Diese kann zugegebenermaßen unterstellt sein. Es muss nicht der Fall sein, dass ein Mensch sein Gebenwollen aus dem „Ich sehe dich leiden“ ableitet. Möglicherweise ist seine Motivation auch die, dass er den Eindruck von Empathie erwecken und dafür anerkannt werden möchte. Trotzdem wird er dann aufgrund der Empathie anerkannt – auch wenn diese nur zugeschrieben ist. Denn würde er zugeben, dass er sich mit seiner Gabe Anerkennung kaufen will, könnte er nicht darauf hoffen, diese auch zu erhalten. Anerkennung ist nicht käuflich, weil sie nicht nach Maßstäben des Wettbewerbs funktioniert, sondern von sozialen Friktionen abhängig ist. Sie wird dem Selbst für sein Selbstsein zuerkannt und nicht für etwas, was dieses sich zuschreibt.
Deshalb, so stellt es Birger P. Priddat in seinem Aufsatz „Wozu reich sein?“ in der Kulturzeitschrift „Lettre International“ fest, kalkulierten diejenigen, die sich heute noch in größerem Umfang mit dem Gebenwollen Anerkennung verschaffen wollten, sehr genau, wie viel sie ausgeben müssten, um welche Anerkennung zu erreichen. Wörtlich heißt es bei ihm: „Indem Reiche stiften, fordern sie eine moderne Reziprozität. Sie wollen dafür, dass sie geben, unmittelbar etwas wiederbekommen: soziale Reputation, mediale Präsenz als Aufmerksamkeit“. (a.a.O., 113). Dass dies so ist, daran habe der Staat maßgeblichen Anteil, so Priddat. „Die soziale Funktion des Reichtums wird durch staatlichen Zwang geregelt; deshalb wird die freiwillige, private schwächer.“ (ebenda).

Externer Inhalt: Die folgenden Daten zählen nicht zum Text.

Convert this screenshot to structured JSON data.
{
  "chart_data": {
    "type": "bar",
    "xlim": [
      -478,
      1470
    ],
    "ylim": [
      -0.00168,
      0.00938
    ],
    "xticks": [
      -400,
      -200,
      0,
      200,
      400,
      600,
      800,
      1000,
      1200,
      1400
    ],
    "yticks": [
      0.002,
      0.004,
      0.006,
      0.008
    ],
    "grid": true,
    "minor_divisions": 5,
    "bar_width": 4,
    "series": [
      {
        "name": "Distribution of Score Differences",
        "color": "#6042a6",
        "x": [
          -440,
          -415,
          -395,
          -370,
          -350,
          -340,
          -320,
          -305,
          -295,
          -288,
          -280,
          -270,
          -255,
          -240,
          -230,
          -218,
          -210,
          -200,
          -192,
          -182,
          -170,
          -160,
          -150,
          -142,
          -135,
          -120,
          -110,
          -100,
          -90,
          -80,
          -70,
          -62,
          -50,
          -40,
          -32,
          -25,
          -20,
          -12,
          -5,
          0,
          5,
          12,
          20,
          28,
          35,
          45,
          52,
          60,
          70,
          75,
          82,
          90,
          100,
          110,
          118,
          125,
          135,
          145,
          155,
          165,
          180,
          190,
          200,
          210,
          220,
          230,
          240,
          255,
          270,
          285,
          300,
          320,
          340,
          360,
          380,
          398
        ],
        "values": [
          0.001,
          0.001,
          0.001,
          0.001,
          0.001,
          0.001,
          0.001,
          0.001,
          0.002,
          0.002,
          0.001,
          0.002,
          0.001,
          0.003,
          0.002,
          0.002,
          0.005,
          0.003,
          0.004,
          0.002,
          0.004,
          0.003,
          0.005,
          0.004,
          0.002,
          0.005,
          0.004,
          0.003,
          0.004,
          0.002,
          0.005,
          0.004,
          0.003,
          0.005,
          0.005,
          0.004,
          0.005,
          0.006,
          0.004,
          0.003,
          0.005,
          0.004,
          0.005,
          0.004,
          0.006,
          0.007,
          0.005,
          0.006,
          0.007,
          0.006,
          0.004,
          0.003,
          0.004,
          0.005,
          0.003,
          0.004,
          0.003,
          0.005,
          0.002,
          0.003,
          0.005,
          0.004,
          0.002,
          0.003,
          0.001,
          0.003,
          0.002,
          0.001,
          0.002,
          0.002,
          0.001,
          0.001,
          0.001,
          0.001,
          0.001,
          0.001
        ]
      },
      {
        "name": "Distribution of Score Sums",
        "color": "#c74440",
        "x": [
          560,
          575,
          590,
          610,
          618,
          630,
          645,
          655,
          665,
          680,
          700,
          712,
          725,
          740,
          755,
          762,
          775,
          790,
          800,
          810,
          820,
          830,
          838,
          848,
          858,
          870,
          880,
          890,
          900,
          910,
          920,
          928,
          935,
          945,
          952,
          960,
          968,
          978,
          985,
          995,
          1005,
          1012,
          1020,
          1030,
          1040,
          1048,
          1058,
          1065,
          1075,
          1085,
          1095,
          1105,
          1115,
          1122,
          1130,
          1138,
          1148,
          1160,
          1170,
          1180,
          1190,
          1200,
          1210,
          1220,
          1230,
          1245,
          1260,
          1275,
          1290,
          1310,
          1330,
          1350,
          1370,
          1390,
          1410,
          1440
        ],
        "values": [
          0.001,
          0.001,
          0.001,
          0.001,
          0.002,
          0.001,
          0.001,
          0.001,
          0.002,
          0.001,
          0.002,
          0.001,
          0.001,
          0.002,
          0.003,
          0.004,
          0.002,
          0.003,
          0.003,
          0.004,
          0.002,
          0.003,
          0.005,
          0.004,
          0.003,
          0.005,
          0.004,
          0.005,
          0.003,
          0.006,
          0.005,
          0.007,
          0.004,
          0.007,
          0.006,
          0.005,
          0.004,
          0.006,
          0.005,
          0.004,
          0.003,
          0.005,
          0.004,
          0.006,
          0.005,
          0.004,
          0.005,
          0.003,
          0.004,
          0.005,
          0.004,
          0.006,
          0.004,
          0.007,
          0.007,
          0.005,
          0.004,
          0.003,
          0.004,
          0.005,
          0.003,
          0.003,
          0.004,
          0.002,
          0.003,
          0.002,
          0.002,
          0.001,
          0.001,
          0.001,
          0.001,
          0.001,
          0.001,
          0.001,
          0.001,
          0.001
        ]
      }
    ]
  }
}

Der moderne Staat, das ist der Steuerstaat, und dieser folgt immer noch feudalistischen Prinzipien. In diesem Steuerstaat ist der Bürger nicht mehr als Bürger anerkannt; als Steuerzahler erfährt er keine Anerkennung mehr als Gebender, sondern nur noch als Schuldner. Bei Sloterdijk heißt es dazu in einer Abwandlung des Carl-Schmitt-Wortes, dass souverän sei, wer über den Ausnahmezustand entscheide: „Alle Gewalt geht vom Fiskus aus. Weil souverän ist, wer über die Zwangsvollstreckung entscheidet – also über den Ernstfall der Steuerschuld gegenüber dem Staat –, ist der Fiskus der wahre Souverän der modernen Gesellschaft.“ (a.a.O., 24). Notwendig ist dann auch das Maß des Gebenwollens auf ein Minimum reduziert. Schon allein in materieller Hinsicht bleibt wenig Spielraum, weitere Anerkennung durch ein Gebenwollen zu erreichen. Bei rund sechzigprozentiger Belastung des Monatseinkommens der sozialversicherungspflichtig Beschäftigten in Deutschland sind es dann tatsächlich nur noch die Reichen und Superreichen, die finanziellen Spielraum für ein Gebenwollen haben, das die Anerkennung des Selbst steigert und das auch für die Gesellschaft einen Profit darstellt.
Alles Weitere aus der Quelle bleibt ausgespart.